Je suis assis sur une pierre, réfléchit tout en composant ma photo. Une femme m’agrippe le bras. Je sursaute. Elle pose sa main à la ceinture et me fait le signe de la victoire. Elle parle. Elle a perdu ses deux enfants. Elle marche lentement, s’assied au milieu des ruines. Elle pleure. MERCY, organisation humanitaire malaise m’accueille chaleureusement dans le camp de réfugiés. Une file de gens patiente pour une consultation médicale. Des enfants décorent une tente de leurs dessins tout en chantant. Une autre sert pour les activités cuisine et couture. Ils s’organisent pour rester ici six mois minimum. Le responsable avec ces jeux de mots, Mercy beaucoup, est peu fier, m’explique que les femmes deviennent des spécialistes de pizzas. Une mushola (petite mosquée) se dresse au milieu du camp. Rien n’a été oublié.
Quelques kilomètres plus loin, sur un pont aux rambardes tordues, dans un anglais parfait, se rebelle contre le gouvernement central de Java. Un programme tend à limiter le nombre de journalistes et d’O.N.G. Il se barre le front du doigt : Gila ! (Ils sont fous !). Il termine par cette phrase : Monsieur, je vous en prie, ne nous oubliez jamais, nous avons besoin d’aide. Je ne veux pas rester à l’hôtel au milieu du tsunami. Nous arrivons où mon ami vit, plutôt où des jeunes survivent joyeusement. Des cabanes à poulets, abattus depuis à cause du ? flu chicken ? (la fièvre du poulet). Elles leur servent de mobil-home. Aidés par une O.N.G. de Jakarta, ils s’organisent, s’installent, aménagent cet endroit et pense y rester longtemps. J’inscris sur une planche : Hôtel Ayam Lima Bintang (Hôtel du Poulet 5 étoiles). Nous rions aux larmes. Peu ou pas d’argent, certains travaillent comme volontaires à la logistique des associations d’aide humanitaire.
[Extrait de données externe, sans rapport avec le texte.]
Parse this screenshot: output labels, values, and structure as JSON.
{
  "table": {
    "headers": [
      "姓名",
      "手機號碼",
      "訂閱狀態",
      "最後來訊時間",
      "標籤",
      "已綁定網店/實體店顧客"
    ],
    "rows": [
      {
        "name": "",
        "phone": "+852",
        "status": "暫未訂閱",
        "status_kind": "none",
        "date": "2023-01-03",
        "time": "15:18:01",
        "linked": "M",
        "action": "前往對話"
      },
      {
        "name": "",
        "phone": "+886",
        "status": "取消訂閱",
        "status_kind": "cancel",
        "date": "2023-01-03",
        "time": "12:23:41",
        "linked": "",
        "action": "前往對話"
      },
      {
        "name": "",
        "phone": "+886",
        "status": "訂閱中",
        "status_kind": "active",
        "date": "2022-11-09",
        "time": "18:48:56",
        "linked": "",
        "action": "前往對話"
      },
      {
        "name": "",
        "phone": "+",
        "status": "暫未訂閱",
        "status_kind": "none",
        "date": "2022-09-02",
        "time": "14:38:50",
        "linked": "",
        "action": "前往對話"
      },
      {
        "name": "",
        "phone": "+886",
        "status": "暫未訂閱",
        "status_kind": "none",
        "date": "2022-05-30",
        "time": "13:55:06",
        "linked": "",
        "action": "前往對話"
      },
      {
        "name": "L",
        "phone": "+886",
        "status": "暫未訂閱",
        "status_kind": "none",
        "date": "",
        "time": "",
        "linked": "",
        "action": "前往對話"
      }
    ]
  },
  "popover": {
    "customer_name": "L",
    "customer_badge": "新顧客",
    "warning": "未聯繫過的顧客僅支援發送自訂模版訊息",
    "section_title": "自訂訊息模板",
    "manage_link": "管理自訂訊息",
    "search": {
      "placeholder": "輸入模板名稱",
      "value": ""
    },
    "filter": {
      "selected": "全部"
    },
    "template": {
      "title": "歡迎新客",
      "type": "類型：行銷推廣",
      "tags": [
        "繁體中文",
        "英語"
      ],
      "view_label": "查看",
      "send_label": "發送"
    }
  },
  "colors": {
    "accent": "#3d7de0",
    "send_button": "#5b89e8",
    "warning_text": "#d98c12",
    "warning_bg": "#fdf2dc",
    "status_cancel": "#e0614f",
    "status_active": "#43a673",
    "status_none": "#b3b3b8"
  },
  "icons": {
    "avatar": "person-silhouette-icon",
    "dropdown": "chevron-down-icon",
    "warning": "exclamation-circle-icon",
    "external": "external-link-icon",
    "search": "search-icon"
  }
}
D’autres attendent que leur entreprise inexistante depuis le tsunami, les rappellent pour du travail. Le plancher est surélevé de cinquante centimètres, auquel sont posées des bâches orange, servant de tapis de sol et de matelas. Au plafond est pendue des moustiquaires. Nous pourrions penser à un camp de jeunes en vacances. Les bâches orange, me diront-ils plus tard très sérieusement, servaient à l’emballage des corps après le tsunami, la fermeture éclair n’étant pas visible.
L’alimentation n’est constituée que de nasi (riz) et d’ikan (poisson), acheté aux pêcheurs qui reprennent leurs activités, au port de Lampulo. Le soir, un feu de camp, attisé par des noix de coco et les déchets de plastique, radio-cassette avec chansons d’Iwan Fals, chanteur engagé indonésien, l’alcool de palme illégal (l’alcool est prohibé dans la province d’Aceh, par application de la loi du Coran), donne à cette place rudimentaire un air de solidarité. Certains regards sont vides, pleins d’images dans la tête qu’ils n’oublieront jamais.
Selon le bilan du ministère de la santé indonésien, 165 000 personnes ont trouvé la mort ou sont portées disparues dans le nord de l’île de Sumatra. 320 000 autres sont déplacées. Le soir venu, je m’endors en pleurant.